Despite the fact that Darryl Hunt is an internationally known advocate for justice, there are no memorials in Winston honoring Darryl Eugene Hunt. You won’t find his name on Winston’s new Walk of Fame or his image on any mural. The last substantive piece written on Hunt didn’t exactly do Hunt any favors; it examined his death through the lens of addiction and in some ways tainted his legacy.

Winston seems content to allow Hunt to fade from popular memory because so many of the city’s ills are present in the hell that Darryl Hunt endured. When the City christened the Lawrance Joel Veterans Memorial Coliseum in 1989, it was supposed to be an example of racial progress in the city. When Hunt took his life across the street from the Lawrance Joel in 2016, it was another reminder of how little progress the city has made addressing disparities born of Jim Crow segregation.

In the early morning hours of August 10, 1984, one of the most infamous and divisive crimes in the city’s history took place. Thirty-five years ago, Deborah Sykes was sexually assaulted and murdered by Willard Brown near Crystal Towers. Despite evidence of his innocence, Darryl Hunt was charged and convicted in two separate trials. The Jim Crow court that convicted Hunt was the subject of The Trials of Darryl Hunt, a popular HBO documentary released in 2006. Hunt’s conviction was a jaw-dropping case study in injustice that placed him in the spotlight for the rest of his life.

At the time of the investigation, there was ample evidence pointing to Willard Brown. Another one of Brown’s victims who was abducted (and physically and sexually assaulted) on the morning of Feb. 2, 1985, in the vicinity of where Brown murdered Sykes. “The Integon Victim,” was able to fight Brown off and take his knife from him. She should have been the prosecution’s star witness. Regina Lane was not only able to identify Willard Brown, but she also recovered physical evidence that implemented him. But instead of being the Forsyth County DA’s Ace card, the Integon Victim was ignored and the evidence that would have proven Hunt’s innocence was destroyed.

Darryl Hunt served 19 years in prison for a crime Willard Brown committed, almost half of those years after DNA evidence proved his innocence. After Hunt was finally freed on Christmas Eve, 2003, Hunt worked to free other victims of our Jim Crow injustice system. It was Hunt who first raised public awareness that Kalvin Michael Smith was railroaded in the 1990s in a similar fashion to how Hunt was railroaded in the 1980s. After the courts rejected numerous legal appeals filed by Duke Innocence Clinic, Kalvin Michael Smith was finally released on a technicality in November 2016. Smith has still not received an exoneration or financial compensation for the nearly two decades that were taken from him.

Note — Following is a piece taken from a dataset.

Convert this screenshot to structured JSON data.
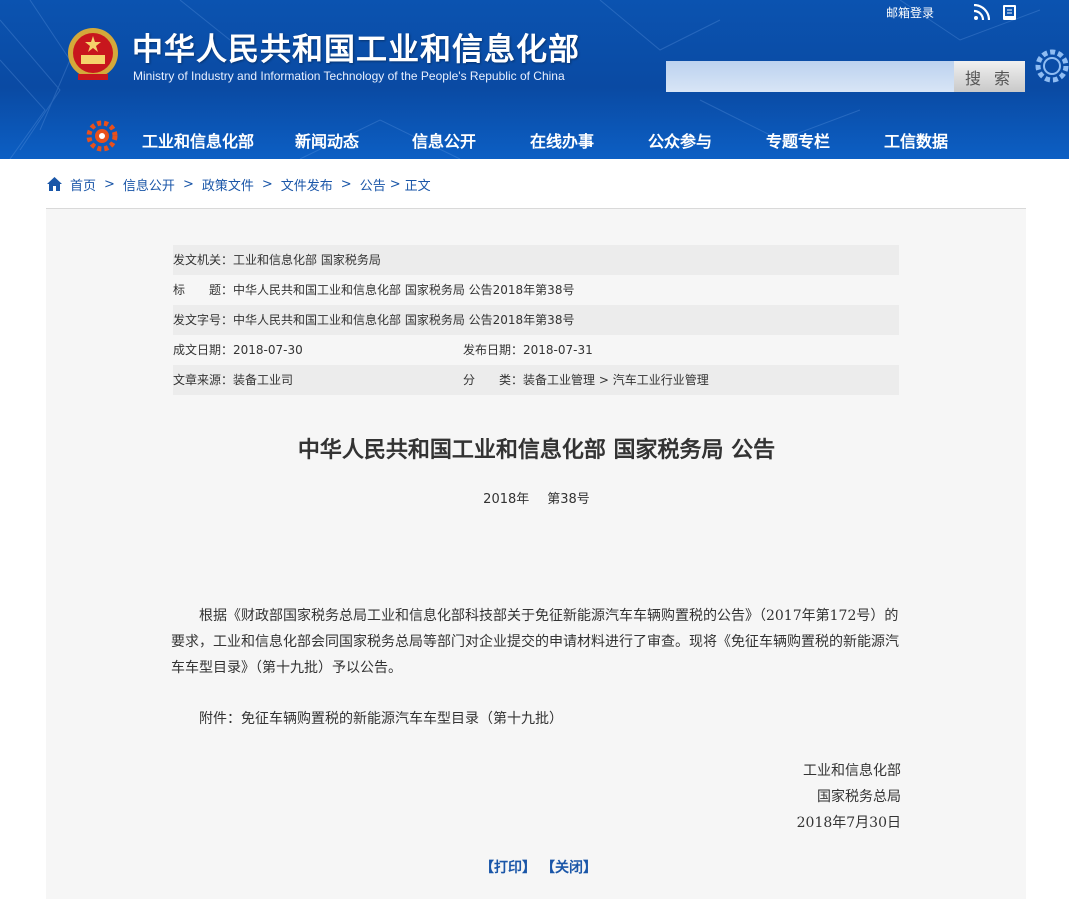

Other Darryl Hunt‘s remain behind bars. John Robert Hayes certainly didn’t commit the double-murder at the Duece-Duece (an illegal drink house) that he was convicted of. Merritt Drayton is not an innocent man. But he is innocent of one of the murders the WSPD/Forsyth County DA convicted him of. DNA evidence proves that.

The public’s distrust of the WSPD and Forsyth County DA’s office is warranted. That distrust goes back to Darryl Hunt. Undeniably it’s also Mike Brown, Eric Garner and so many other victims across the country who were denied justice that fuels local distrust of law enforcement. But Winston-Salem/Forsyth County has its own disgraceful legacy of legal lynchings. We need a wrongful conviction review committee to make sure that innocent men and women are freed. We can never forget that there are many Darryl Hunts.